In all since 2006, state documents show New Jersey has paid more than $11.8 million in fees to Angelo Gordon -- more than the amount the state currently says it is projected to make on its investment in the firm. Former hedge fund manager Marshall Auerback told IBTimes that the outstanding illiquid investment is unusual. 
"The obvious question here is, why is the Christie administration allowing fees to be paid to a financial firm for three years after the state terminated its investment?" Auerback, who is now an executive at the economic policy group Institute for New Economic Thinking, said. "This seems like a very one-sided deal for the manager. After three years, there doesn’t seem to be a time frame for selling the illiquid parts of the investment, and yet the manager gets to keep collecting fees. It's a great deal for Mary Pat Christie's firm, but a terrible deal for taxpayers and for the public employees whose pension money is being used to pay the fees."
Thomas Byrne, the Christie-appointed acting chairman of the New Jersey State Investment Council, countered that argument. "This is standard; we are not doing something different here that is outside the norms of the financial industry and the world of private partnerships," he said. [emphasis mine]
And that, of course, is exactly the problem.

One other point the Star-Ledger conveniently forgets: Chris Christie is chairman of the Republican Governor's Association, which means he now has influence over many state pension plans.
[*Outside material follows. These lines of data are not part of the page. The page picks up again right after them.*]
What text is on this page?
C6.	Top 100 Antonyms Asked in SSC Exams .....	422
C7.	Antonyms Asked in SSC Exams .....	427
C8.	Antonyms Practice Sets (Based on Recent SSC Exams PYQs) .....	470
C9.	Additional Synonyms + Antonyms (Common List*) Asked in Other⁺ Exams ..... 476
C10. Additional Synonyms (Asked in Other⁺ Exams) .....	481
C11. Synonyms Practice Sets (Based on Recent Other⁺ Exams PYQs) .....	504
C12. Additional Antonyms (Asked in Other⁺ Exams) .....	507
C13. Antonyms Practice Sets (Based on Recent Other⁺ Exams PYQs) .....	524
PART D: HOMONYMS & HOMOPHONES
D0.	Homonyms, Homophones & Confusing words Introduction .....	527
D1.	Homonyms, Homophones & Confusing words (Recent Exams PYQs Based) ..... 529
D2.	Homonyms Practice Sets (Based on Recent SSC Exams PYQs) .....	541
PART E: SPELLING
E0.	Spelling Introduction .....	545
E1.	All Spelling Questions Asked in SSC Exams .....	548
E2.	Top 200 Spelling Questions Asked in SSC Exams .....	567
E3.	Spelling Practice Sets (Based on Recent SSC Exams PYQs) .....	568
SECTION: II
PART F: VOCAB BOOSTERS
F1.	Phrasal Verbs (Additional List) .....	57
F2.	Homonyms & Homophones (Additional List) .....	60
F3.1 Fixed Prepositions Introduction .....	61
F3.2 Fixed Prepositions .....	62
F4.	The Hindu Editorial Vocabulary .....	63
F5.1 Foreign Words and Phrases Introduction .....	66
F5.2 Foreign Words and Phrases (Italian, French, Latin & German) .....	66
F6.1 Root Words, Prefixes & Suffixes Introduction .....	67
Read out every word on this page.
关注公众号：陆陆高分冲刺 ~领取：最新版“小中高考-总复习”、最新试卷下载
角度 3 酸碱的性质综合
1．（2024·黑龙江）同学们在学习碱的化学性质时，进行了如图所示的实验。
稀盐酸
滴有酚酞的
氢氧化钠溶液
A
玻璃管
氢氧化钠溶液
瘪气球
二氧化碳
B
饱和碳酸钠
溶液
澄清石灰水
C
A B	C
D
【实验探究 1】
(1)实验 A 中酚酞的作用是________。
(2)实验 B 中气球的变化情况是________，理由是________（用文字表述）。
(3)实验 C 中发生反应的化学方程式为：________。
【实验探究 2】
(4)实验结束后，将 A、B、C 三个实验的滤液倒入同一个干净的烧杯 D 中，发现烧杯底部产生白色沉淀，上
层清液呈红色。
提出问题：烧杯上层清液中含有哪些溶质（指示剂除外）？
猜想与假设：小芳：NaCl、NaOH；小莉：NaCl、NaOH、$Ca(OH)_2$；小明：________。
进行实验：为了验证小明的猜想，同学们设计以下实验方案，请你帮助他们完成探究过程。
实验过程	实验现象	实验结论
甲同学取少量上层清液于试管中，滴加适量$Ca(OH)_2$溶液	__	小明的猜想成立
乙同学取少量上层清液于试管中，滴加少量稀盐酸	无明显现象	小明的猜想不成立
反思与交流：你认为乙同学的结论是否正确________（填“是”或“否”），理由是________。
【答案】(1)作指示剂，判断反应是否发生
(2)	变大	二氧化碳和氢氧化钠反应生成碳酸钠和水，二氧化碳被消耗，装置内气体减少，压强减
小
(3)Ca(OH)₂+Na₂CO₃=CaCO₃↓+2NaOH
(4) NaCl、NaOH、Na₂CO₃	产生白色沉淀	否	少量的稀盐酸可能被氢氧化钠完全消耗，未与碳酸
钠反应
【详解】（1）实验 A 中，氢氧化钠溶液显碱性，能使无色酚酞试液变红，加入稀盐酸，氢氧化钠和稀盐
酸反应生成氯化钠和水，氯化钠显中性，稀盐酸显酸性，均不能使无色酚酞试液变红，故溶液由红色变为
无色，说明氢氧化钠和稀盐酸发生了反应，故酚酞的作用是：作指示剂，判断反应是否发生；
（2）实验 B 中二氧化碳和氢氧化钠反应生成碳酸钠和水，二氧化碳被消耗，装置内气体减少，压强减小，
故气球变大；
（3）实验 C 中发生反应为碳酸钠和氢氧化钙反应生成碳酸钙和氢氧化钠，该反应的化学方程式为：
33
What are Angelo, Gordon's interests in pensions located in states in which Christie was directly involved in gubernatorial elections?

This entire thing stinks on ice, even leaving Mary Pat Christie's part in it aside. Under Chris Christie, Wall Street firms are getting fat off of the mandatory contributions of public employees, all while our pensions continue to degrade in value. There is no transparency and no accountability in these investments, yet the state continues to take our money while attempting to slash our earned compensations.

This is perhaps the best reason for the NJ Legislature to insist that the wealthy start kicking in more to the pensions. Because maybe if these plutocrats started having to put their own money on the line, they wouldn't allow these sort of shenanigans to occur. Maybe if the wealthy had as much skin in the game as we public employees do, these sort of outrageous practices would cease.

In any case, it's well past time for public employees to start standing up and demanding that our money be managed responsibly and with full transparency. Chris Christie shouldn't be allowed to use our compensation to enrich his cronies without any safeguards in place to protect our interests.

But, but, but... JOB CREATORS! Or something...

2 comments:

P. Grunther said...

Thank you once again JJ for a crisply clear analysis of what Christie is up to...now if we could only get this out there into the mainstream media, that would be nice...ah, what wishful thinking!

Giuseppe said...

Christie eliminated the COLA for current public employee retirees while taxes were lowered for the wealthy and the big corporations. Shared sacrifice for the little people as JJ has illustrated and documented. The oligarchs and economic royalists are determined to eliminate pensions for ordinary people. But wait, there's more, billionaires like Pete Peterson are spending millions to also eliminate and or privatize Social Security, Medicare, Medicaid and the pathetic ACA. The hyper wealthy are also working overtime to gut and water down the few regulations that were enacted after the great financial meltdown of 2008. This means that we are being set up for another and maybe worse financial catastrophe that could leave tens of millions in financial distress. This is criminal.